Quando estava prestes a dizer algo mais, “A Zi” enviou outra mensagem:

“Amanhã vai ter uma exposição de arte no Centro Artístico Jinjiang, vamos lá? Adoro ver como os artistas expressam emoções com as cores, acho que você também vai gostar, não é?”

“Esses artistas talvez não compreendam as cores como nós, mas são bem melhores que a maioria, são dos poucos que conseguem captar algo do nosso mundo.”

Diante de tanto entusiasmo, Chen Yun ficou surpreso. Antes que pudesse responder, recebeu esse convite direto. Isso o deixou imediatamente desconfiado.

Não pode ser! Isso é uma armadilha!

Esse pensamento surgiu instantaneamente em sua mente. Afinal, quem seria tão efusivo em uma conversa online?

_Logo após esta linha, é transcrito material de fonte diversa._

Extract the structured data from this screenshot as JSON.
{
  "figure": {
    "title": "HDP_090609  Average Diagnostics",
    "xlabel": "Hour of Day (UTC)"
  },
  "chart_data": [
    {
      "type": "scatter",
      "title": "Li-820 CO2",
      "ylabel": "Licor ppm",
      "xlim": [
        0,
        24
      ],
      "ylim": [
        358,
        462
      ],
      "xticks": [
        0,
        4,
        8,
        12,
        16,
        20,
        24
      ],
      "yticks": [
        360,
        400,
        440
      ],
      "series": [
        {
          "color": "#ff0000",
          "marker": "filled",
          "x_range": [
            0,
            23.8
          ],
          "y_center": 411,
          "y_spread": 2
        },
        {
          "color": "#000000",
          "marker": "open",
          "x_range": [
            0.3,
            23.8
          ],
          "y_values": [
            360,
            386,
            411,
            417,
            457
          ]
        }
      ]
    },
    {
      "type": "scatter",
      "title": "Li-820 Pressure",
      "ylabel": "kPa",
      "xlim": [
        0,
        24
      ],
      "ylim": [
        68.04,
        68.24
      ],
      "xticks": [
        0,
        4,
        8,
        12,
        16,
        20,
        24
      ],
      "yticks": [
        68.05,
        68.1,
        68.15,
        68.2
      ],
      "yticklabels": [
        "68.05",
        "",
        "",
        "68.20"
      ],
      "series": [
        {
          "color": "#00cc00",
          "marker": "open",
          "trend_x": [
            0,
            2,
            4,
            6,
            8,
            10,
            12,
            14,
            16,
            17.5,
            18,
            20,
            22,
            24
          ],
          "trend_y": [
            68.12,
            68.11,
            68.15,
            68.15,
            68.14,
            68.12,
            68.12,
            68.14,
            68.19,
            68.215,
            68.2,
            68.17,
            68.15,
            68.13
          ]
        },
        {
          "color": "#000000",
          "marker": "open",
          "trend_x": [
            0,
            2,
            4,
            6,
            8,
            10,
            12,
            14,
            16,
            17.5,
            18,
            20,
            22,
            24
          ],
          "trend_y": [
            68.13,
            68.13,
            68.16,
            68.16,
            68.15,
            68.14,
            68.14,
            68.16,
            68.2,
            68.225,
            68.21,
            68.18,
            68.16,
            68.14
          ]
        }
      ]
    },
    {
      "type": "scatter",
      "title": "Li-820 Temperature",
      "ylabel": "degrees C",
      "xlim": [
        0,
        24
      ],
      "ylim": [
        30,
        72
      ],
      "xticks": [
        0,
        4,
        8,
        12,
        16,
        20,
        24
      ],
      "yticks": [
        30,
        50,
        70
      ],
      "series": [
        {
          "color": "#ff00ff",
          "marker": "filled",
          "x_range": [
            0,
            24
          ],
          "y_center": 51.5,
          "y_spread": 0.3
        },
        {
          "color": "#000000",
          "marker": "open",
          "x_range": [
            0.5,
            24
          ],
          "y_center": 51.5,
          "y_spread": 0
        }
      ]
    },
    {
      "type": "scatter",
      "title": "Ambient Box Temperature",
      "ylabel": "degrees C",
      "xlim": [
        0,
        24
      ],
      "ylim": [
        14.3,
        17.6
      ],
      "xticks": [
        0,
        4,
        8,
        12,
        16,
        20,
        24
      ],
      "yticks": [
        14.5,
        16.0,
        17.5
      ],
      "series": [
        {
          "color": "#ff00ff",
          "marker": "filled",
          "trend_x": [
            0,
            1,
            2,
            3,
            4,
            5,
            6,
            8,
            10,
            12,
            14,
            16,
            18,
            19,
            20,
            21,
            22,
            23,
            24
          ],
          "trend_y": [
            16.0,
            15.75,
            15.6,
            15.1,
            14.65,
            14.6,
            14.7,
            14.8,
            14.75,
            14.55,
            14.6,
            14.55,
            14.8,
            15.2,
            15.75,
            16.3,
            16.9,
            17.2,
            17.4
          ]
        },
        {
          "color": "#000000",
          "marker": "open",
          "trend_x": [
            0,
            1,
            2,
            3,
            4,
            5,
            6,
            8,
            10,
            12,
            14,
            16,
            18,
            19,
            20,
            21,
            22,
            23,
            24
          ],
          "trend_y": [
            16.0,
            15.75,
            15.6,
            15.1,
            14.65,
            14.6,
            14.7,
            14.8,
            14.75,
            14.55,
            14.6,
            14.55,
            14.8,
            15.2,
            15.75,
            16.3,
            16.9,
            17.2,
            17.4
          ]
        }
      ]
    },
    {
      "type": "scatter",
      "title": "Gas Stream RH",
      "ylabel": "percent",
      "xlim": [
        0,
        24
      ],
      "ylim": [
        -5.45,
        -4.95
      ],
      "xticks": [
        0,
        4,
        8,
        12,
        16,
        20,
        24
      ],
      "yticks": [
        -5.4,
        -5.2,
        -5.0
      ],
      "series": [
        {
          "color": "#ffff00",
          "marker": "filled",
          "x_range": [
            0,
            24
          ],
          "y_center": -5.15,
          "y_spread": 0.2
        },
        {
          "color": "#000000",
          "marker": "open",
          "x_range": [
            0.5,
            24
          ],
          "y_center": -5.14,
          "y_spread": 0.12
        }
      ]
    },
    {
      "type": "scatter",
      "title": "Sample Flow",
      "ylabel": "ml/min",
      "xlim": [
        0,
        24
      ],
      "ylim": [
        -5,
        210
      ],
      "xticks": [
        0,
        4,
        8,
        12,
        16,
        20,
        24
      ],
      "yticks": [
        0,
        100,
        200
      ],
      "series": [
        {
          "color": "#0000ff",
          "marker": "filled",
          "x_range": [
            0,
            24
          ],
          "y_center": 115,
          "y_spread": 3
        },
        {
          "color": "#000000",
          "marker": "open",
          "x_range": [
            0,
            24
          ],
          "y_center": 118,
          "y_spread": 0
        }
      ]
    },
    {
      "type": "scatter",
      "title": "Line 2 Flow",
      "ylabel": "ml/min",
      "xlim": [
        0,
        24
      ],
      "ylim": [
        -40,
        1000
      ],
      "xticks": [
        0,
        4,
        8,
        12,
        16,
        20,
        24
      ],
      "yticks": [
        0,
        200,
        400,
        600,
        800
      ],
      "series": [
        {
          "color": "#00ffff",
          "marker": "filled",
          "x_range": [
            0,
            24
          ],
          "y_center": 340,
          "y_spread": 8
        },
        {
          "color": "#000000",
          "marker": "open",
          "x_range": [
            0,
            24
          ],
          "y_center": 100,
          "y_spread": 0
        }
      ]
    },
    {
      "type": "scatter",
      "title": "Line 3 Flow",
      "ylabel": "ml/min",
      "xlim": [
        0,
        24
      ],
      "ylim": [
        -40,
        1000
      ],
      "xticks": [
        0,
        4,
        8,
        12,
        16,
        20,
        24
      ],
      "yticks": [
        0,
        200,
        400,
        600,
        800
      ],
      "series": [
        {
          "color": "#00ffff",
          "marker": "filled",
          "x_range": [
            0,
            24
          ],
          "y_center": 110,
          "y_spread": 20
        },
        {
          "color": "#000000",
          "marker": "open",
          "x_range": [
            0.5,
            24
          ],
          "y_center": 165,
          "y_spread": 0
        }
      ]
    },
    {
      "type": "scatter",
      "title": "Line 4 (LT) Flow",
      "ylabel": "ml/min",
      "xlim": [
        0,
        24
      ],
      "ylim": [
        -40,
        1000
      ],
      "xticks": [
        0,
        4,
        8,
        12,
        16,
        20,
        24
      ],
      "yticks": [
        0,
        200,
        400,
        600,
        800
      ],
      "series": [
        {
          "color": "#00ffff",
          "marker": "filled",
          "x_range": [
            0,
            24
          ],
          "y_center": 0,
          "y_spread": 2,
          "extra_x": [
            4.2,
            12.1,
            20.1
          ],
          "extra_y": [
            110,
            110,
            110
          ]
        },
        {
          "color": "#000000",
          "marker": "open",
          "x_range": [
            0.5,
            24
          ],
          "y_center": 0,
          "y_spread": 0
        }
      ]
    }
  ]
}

Convidar para uma exposição logo de cara? Isso parecia mais suspeito do que um velho barbudo querendo levar uma garotinha para ver peixinhos dourados.

Mesmo que fosse para interpretar um solitário que se emociona ao encontrar um semelhante, parecia exagero. Era entusiasmo demais!

Quanto mais pensava, mais achava que estava certo. Esse convite era imprudente demais. Não deveriam ser ultra cautelosos diante de um encontro entre “diferentes”?

Refletindo, abriu o buscador e pesquisou sobre a exposição no Centro Artístico Jinjiang. Viu uma enxurrada de links sobre o evento.

Um grande pavilhão para cinco mil pessoas. Uma exposição promovida há três meses. Artistas convidados de várias partes do mundo. Tudo parecia legítimo, nada que sugerisse uma armadilha direcionada a ele. Três meses atrás, ele nem havia mudado ainda. O evento era grande e oficial demais para ser um plano elaborado contra ele.

Contudo, mesmo que o evento não fosse uma armadilha, “A Zi” podia ter escolhido o local de última hora. Ainda assim... “A Zi” certamente tinha segundas intenções!

Quando “A Zi” insistiu novamente — “Está aí? Vai ou não vai?” —, Chen Yun refletiu.

Não importava o que “A Zi” pretendia. Ele achava que talvez valesse a pena conferir. Seria um evento com milhares de pessoas, ele poderia se infiltrar facilmente sem chamar atenção, apenas mais um entre a multidão. E, ali, sua percepção refinada lhe permitiria enxergar quase todo o ambiente, captando praticamente todos os detalhes.

Além disso, marcar um encontro num lugar assim dificilmente resultaria em confronto aberto. A menos que o outro não temesse a força esmagadora do Estado.

Se o outro realmente fosse tão poderoso, então, mesmo que fosse pego, não faria diferença. Por isso, ir ao evento no dia seguinte para conhecer esse possível semelhante provavelmente não representava grande perigo. E, de fato, era necessário descobrir que tipo de pessoa era aquela.

Após refletir, Chen Yun respondeu na conversa do QQ:

“Tudo bem, mas como vamos nos encontrar lá?”

E recebeu:

“Eu sou só uma pintora sem grandes pretensões, estarei no estande 92.”

Vendo essa resposta, Chen Yun assentiu e disse: “Até amanhã, então!”, encerrando o diálogo. Não precisava de mais informações, já tinha o que queria.

Lançou um olhar para o rapaz ainda paralisado diante do computador, resultado de seu controle mental. Rapidamente, apagou o histórico de conversa, excluiu e bloqueou o contato, saiu da conta e liberou o rapaz do transe, saindo da lan house sem olhar para trás.